We’ve all been there. We’re running late for a meeting, or an interview, and we’ve somehow navigated the frenzied, congested dystopia that is modern city driving, only to find … there’s no parking. We’ve put a man on the moon and split the atom and somehow managed to cram a zillion songs into our phones, but parking, still, is a mess.

So we drive and we drive and there’s still no parking, and now it’s five-minutes till that really important thing we need to do, but the light turned red, and that space ahead just opened up but the asshole in front of you just turned on his blinker, and BOOM. You just popped a blood vessel and probably lost that job. And that guy with the blinker and the cozy curbside space is probably just going to get a latte at Starbucks or something.

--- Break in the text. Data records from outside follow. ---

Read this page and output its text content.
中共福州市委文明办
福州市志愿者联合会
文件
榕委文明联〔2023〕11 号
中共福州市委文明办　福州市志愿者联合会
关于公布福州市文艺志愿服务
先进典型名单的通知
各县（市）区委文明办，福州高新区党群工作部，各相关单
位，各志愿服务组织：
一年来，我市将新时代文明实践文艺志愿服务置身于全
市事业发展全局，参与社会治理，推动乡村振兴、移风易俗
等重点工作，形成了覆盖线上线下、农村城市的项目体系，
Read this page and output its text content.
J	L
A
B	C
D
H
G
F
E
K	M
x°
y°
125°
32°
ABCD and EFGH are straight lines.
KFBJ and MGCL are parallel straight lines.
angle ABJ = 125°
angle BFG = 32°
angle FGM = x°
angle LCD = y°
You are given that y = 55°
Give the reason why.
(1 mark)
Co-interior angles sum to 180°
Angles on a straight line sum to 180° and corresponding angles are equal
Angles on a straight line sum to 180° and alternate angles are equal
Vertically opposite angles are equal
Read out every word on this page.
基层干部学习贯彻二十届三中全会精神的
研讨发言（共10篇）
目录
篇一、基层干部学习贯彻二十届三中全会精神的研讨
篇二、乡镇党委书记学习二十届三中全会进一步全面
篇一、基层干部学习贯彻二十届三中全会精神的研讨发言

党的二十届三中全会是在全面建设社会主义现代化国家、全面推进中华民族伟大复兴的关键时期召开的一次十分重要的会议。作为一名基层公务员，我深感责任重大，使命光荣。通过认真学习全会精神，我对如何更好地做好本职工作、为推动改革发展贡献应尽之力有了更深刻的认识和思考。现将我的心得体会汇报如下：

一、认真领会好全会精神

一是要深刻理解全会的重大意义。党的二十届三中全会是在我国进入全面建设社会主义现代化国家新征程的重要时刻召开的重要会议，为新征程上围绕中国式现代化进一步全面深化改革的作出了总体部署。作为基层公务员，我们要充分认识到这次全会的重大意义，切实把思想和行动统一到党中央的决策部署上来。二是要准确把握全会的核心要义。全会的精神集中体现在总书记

This is a scenario that Boston-resident Lisa Blumenthal voted to avoid, when she paid half a million dollars this week at auction for a pair of parking spaces. The cushy spaces, located behind Commonwealth Avenue, and just a few steps away from the high-end Newbury Shops, had been seized by the IRS from a man who owed $600,000 in back taxes; bidding began at $42,000, and had jumped up into the triple digits within seconds. Within minutes they had passed the half-million mark, nearly double the median price for a single-family Boston home.

“It was a little more heated than I thought it would have been,” said Blumenthal, who owns a $5.8 million single-family home on the street. She says she’ll use the spaces for herself, and for clients.

Approximately 95% of a car’s life is spent parked. And according to some experts, there are 6 to eight parking spaces in America, per car. Many of these take the form of sprawling asphalt wastelands scattered throughout Middle America, the lowest notch on the evolutionary chain of places to put your car. They are big, ugly, inefficient, and are usually dictated by outdated urban planning regulations that require an arbitrary x-number of parking spaces, per business, per city (one space per ten nuns, if you were building a nunnery).

Which still leaves many city drivers to wonder, as they’re red-faced and white-knuckled and late … where the f*** are the spaces??

As urban communities have developed in past years, with low-income inner-city housing blocks being bought up by luxury apartments and office complexes, bringing in more cars and more rage. INRIX, a Seattle-based provider of traffic and navigation services, ranks Boston the eighth most congested city in the country. The city’s bloated streets carry an estimated 4.7 million cars, or about 634 per 1000 residents.

This has led to an explosion in city car-sharing services in recent years, including ZipCar and Car2Go. Each has developed their own solutions to the great headache epidemic that is parking (ZipCar purchases designated spaces for their vehicles, while Car2Go covers the cost of meters for most of their drivers). Others have taken to services that let them rent out the use of their own vehicle, making a little extra cash of that 95% vehicular dead time.

David Shoup, a professor or urban planning at the UCLA, and author of The High Cost of Free Parking, says that most of us are just doing it wrong. According to surveys conducted in city streets (surveys administered, not surprisingly, to drivers stopped at red lights), up to 30% of the traffic in central business districts is from people who are already where they need to be. They just can’t find a space to park.

In one 15-block business district in Los Angeles, Shoup and his students determined that the average cruising time to find parking was a little over three minutes, or half a mile. Over the course of a year, parking-related cruising in that same 15-block area exceeds 950,000 excess miles, or 47,000 gallons of gas, or 730 tons of greenhouse carbon dioxide.

As he explains, much of the problem is free parking — the hunt for which ends up costing us considerably in wasted gas, wasted miles, interviews missed, lattes spilled, and middle fingers flipped. “Drivers often compare parking at the curb to parking in a garage and decide that the price of garage parking is too high,” he explains. “But the truth is that the price of curb parking is too low. Underpriced curb spaces are like rent-controlled apartments: hard to find and, once you do, crazy to give up.” 

Shoup recommends continually adjusting the prices for metered curbside spaces to hit an 85% occupancy rate — too low, and there are no spaces, too high, and nobody parks. He says that estimating a market rate can help bring in extra income to a city, and ensure at least a couple free spots per street, all throughout the day.

Though that still leaves some, like Blumenthal, reaching deep into their pocketbooks for the sweet sweet taste of parking freedom. And a little extra time for Starbucks.